そんな超大ざっぱな性格なので、結構な頻度で一緒に自分もTシャツや靴下をはいたまま湯船に浸かっていました。そして湯船にプカプカと浮かぶ二人。傍から見たら異様な光景かも知れません。小中学校時代に、いざというときに呼吸や体勢を確保するために習った「着衣水泳」みたいで、これが意外と楽しいのです。

ちなみに、おフロにオレンジジュースを浮かべてのんだこともあります

プライドは傷つけないで! 臨機応変にゆる~く構える

認知症の人と家族の会の全国本部の副代表理事であり、『認知症の9大法則 50症状と対応策』(法研)の著者、川崎幸クリニックの院長・杉山孝博医師いわく、入浴を拒否する方に一番やってはいけない対処法は「相手の気持ちを無視したり、自尊心を傷つけること」だといいます。

「『お風呂に入らないと不潔だよ』というような声掛けも、本人のプライドを猛烈に傷つけて、より反発を強めてしまいます。汚い、臭い、などの言葉はご法度。入れば気持ちいいことは分かっていても、私たちだって面白いテレビがやっていたり、どうしても気分が乗らなくて入りたくないときもありますよね。認知症の方もそれは同じです。
『何時までにお風呂に入れなきゃ』『ちゃんと体の隅々まで洗わなきゃ』などの決まりごとも、かえって介護する人の負担になる場合もあります。また、無理に入浴を促すと、お風呂=プライドを傷つけられたり強い言葉を言われて急かされる嫌なもの、と認識されてしまう可能性もあります。

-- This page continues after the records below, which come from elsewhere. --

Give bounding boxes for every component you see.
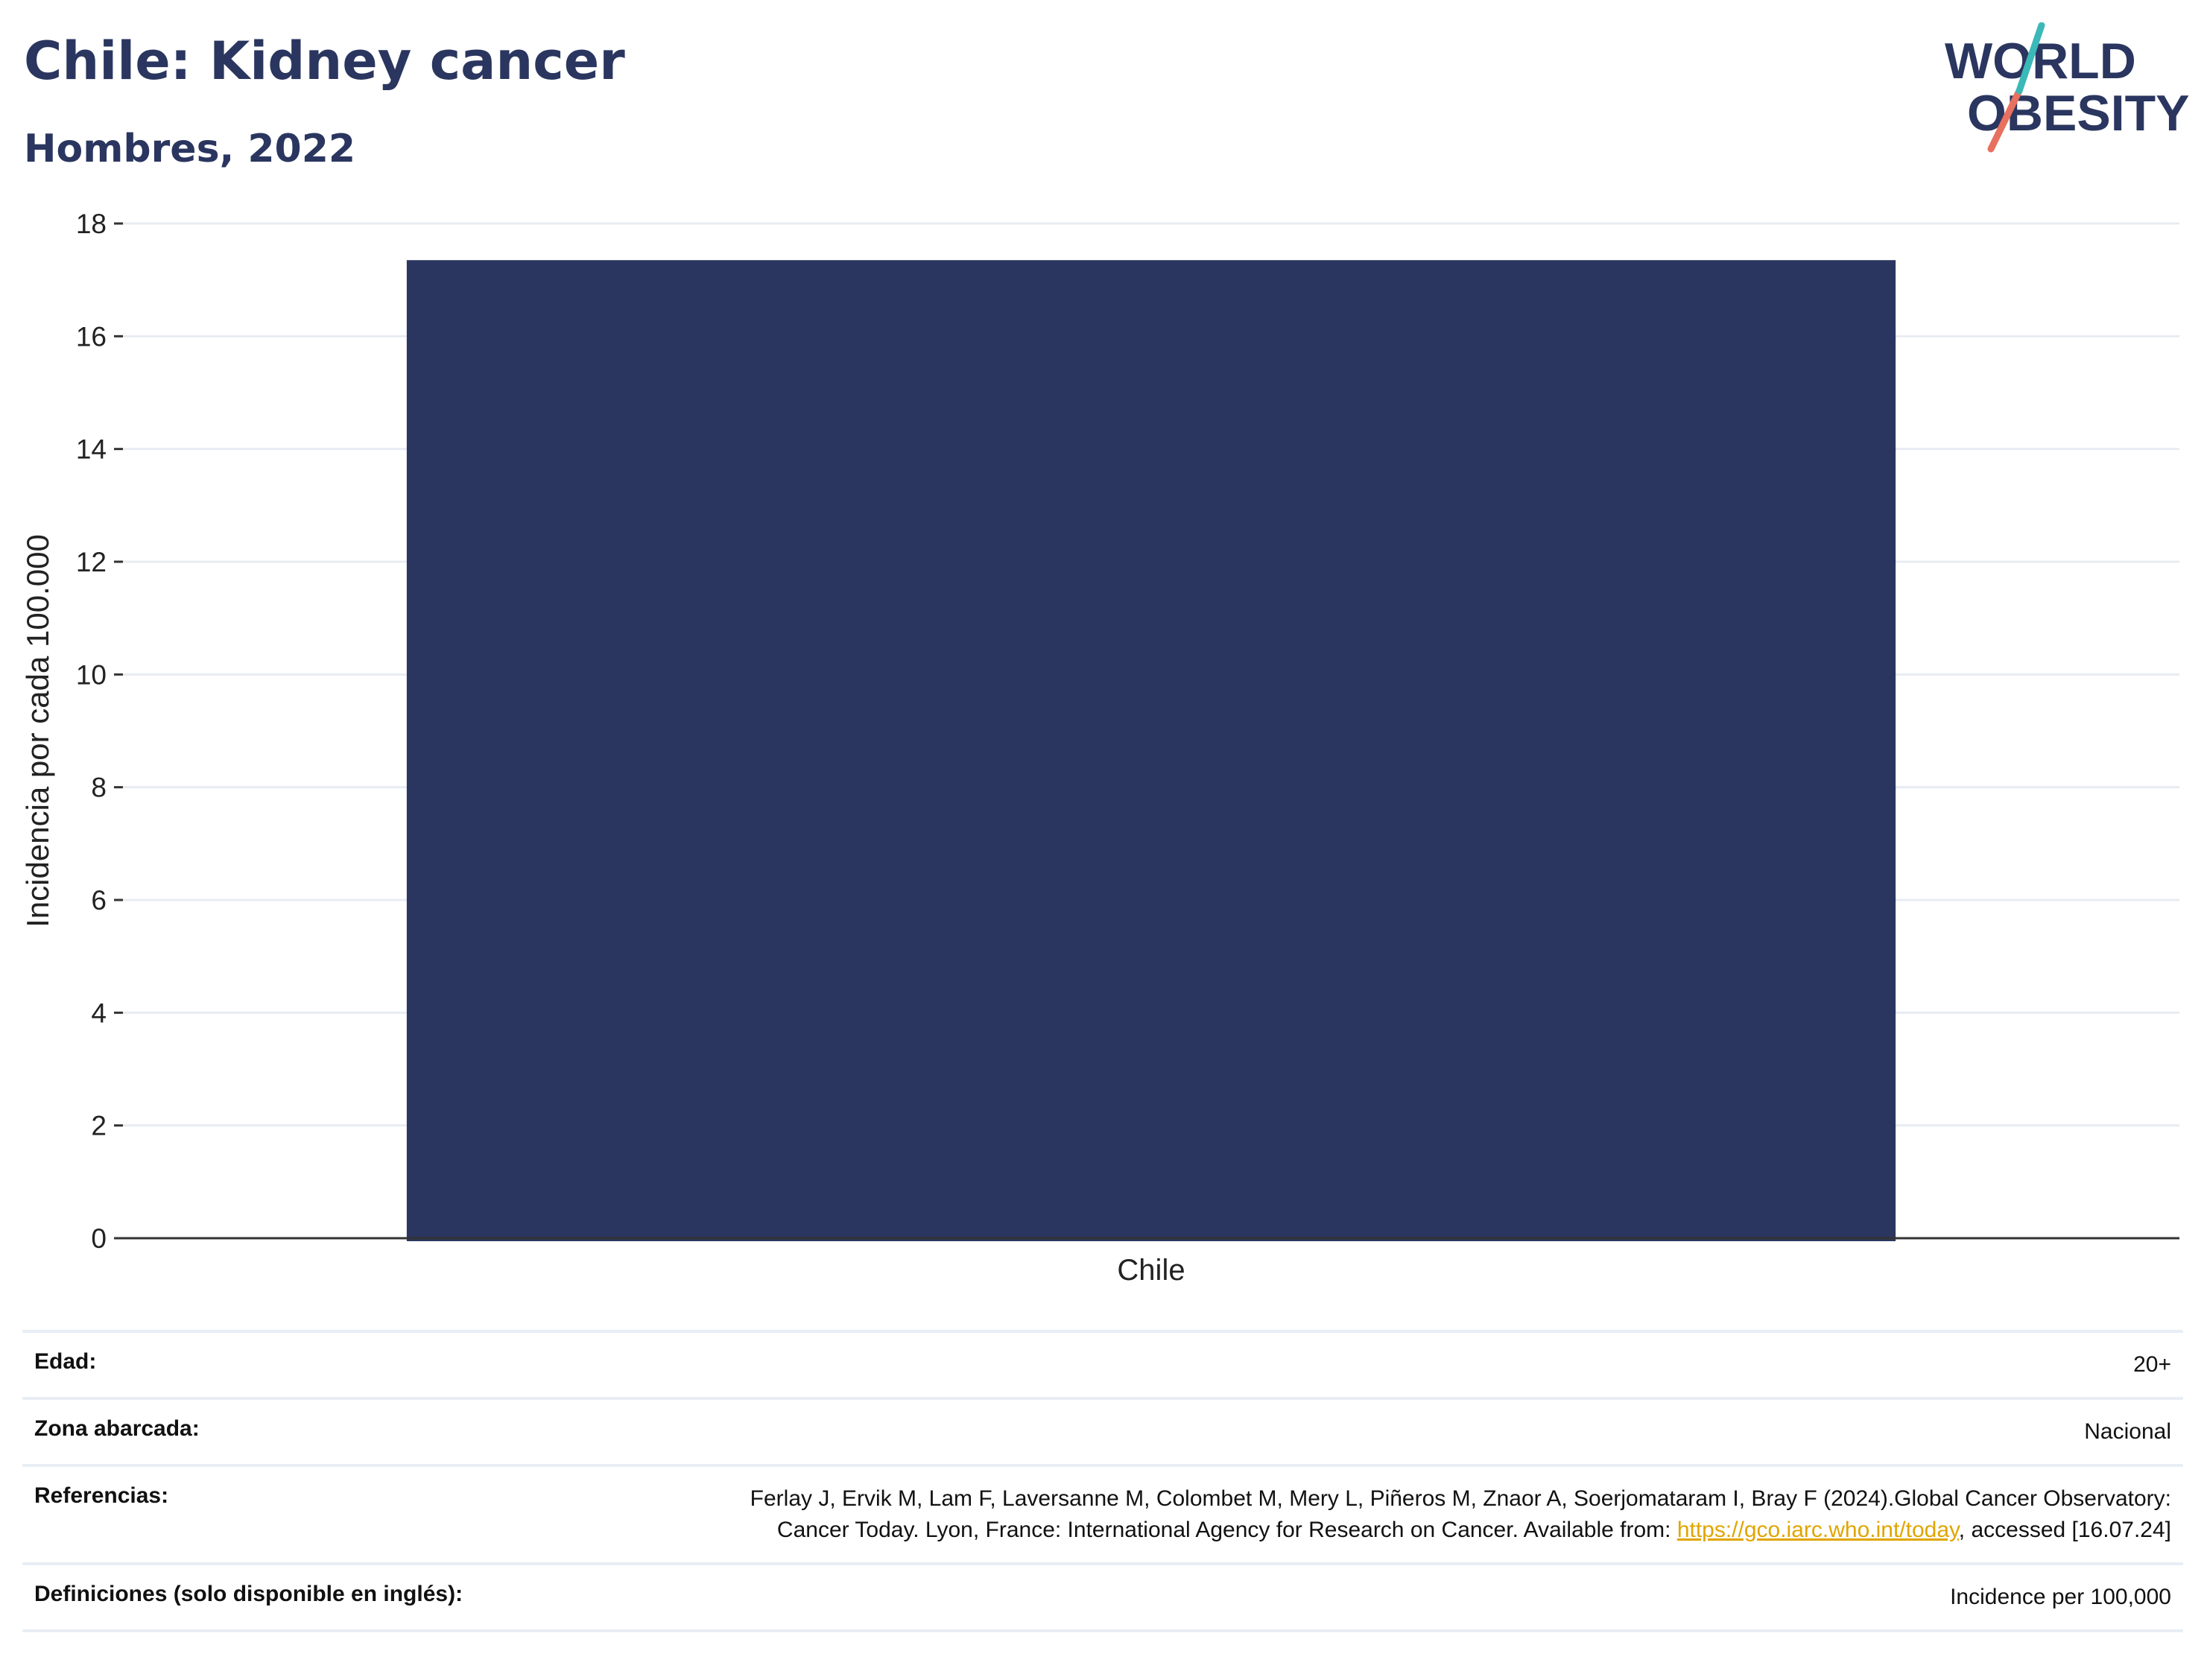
info-row-references: Referencias: Ferlay J, Ervik M, Lam F, L… [22, 1464, 2183, 1565]
coverage-value: Nacional [717, 1397, 2183, 1467]
bar-chile[interactable] [406, 260, 1896, 1241]
definitions-value: Incidence per 100,000 [717, 1562, 2183, 1632]
world-obesity-logo: WORLD OBESITY [1945, 22, 2190, 153]
references-value: Ferlay J, Ervik M, Lam F, Laversanne M, … [717, 1464, 2183, 1565]
x-tick-label: Chile [1117, 1254, 1185, 1287]
y-tick-label: 14 [76, 434, 107, 465]
y-tick-label: 18 [76, 209, 107, 239]
references-label: Referencias: [22, 1464, 717, 1565]
references-text-2: , accessed [16.07.24] [1958, 1518, 2171, 1542]
logo-line-1: WORLD [1945, 33, 2136, 89]
info-row-coverage: Zona abarcada: Nacional [22, 1397, 2183, 1467]
logo-slash-lower [1987, 87, 2023, 153]
age-value: 20+ [717, 1330, 2183, 1400]
y-tick-label: 6 [91, 885, 107, 916]
y-tick-label: 8 [91, 773, 107, 803]
coverage-label: Zona abarcada: [22, 1397, 717, 1467]
y-tick-label: 16 [76, 321, 107, 352]
y-axis-title: Incidencia por cada 100.000 [20, 534, 55, 928]
y-tick-label: 2 [91, 1111, 107, 1141]
info-row-definitions: Definiciones (solo disponible en inglés)… [22, 1562, 2183, 1632]
age-label: Edad: [22, 1330, 717, 1400]
definitions-label: Definiciones (solo disponible en inglés)… [22, 1562, 717, 1632]
info-row-age: Edad: 20+ [22, 1330, 2183, 1400]
y-tick-label: 4 [91, 998, 107, 1028]
page-subtitle: Hombres, 2022 [24, 127, 356, 171]
y-tick-label: 10 [76, 659, 107, 690]
bars [406, 260, 1896, 1241]
logo-slash-upper [2015, 22, 2045, 95]
info-table: Edad: 20+ Zona abarcada: Nacional Refere… [22, 1330, 2183, 1632]
y-tick-label: 12 [76, 547, 107, 577]
page-title: Chile: Kidney cancer [24, 31, 625, 92]
y-tick-label: 0 [91, 1223, 107, 1254]
references-text-1: Ferlay J, Ervik M, Lam F, Laversanne M, … [750, 1486, 2171, 1542]
bar-chart: 0 2 4 6 8 10 12 14 16 18 Chile Incidencia por cada… [20, 209, 2179, 1287]
logo-line-2: OBESITY [1967, 85, 2190, 142]
references-link[interactable]: https://gco.iarc.who.int/today [1676, 1518, 1959, 1542]
axes: 0 2 4 6 8 10 12 14 16 18 Chile [76, 209, 2179, 1287]
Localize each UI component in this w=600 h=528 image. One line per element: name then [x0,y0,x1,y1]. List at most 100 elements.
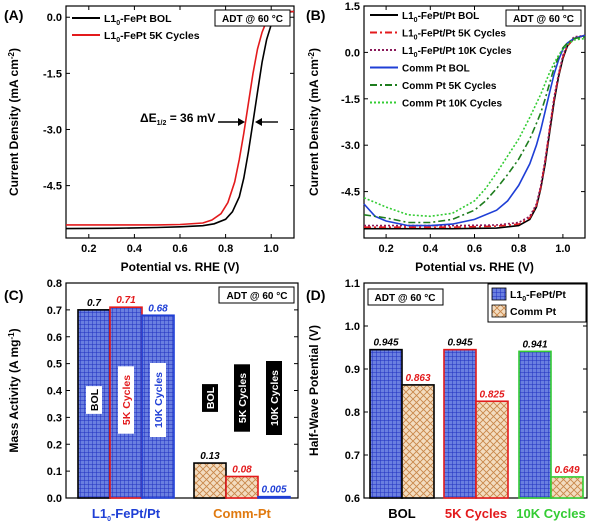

だからこそ臨機応変に、今回のゆずこさんのように一緒に下着で入浴してもいいでしょう。相手を持ち上げて褒めるのも有効ですね。僕は昔、元々は温泉巡りが好きだったのに入浴を拒否するようになってしまったおじいさんに対して、温泉の素を色々持ち込んで“温泉うんちく”を教えてもらいました。すると、それまでの拒否がウソだったように『ここはアルカリ泉で肌がすべすべになってな……』と語りながら機嫌よく入浴してくれました。強制せずに相手をじっくり見て何が効果的か考えてみてもいいかもしれませんね」

ゆずこのマイブームは、服を着たままお風呂でばーちゃんとスイカを食べること。どうせ汚れるし、すぐに洗えるし。工夫とズボラは違いますが、結果オーライです。

杉山孝博・川崎幸クリニック院長
杉山孝博先生
川崎幸クリニック院長。認知症の人と家族の会の全国本部の副代表理事であり、神奈川県支部の代表を務める。著書に『認知症の9大法則 50症状と対応策』(法研)、その他多数。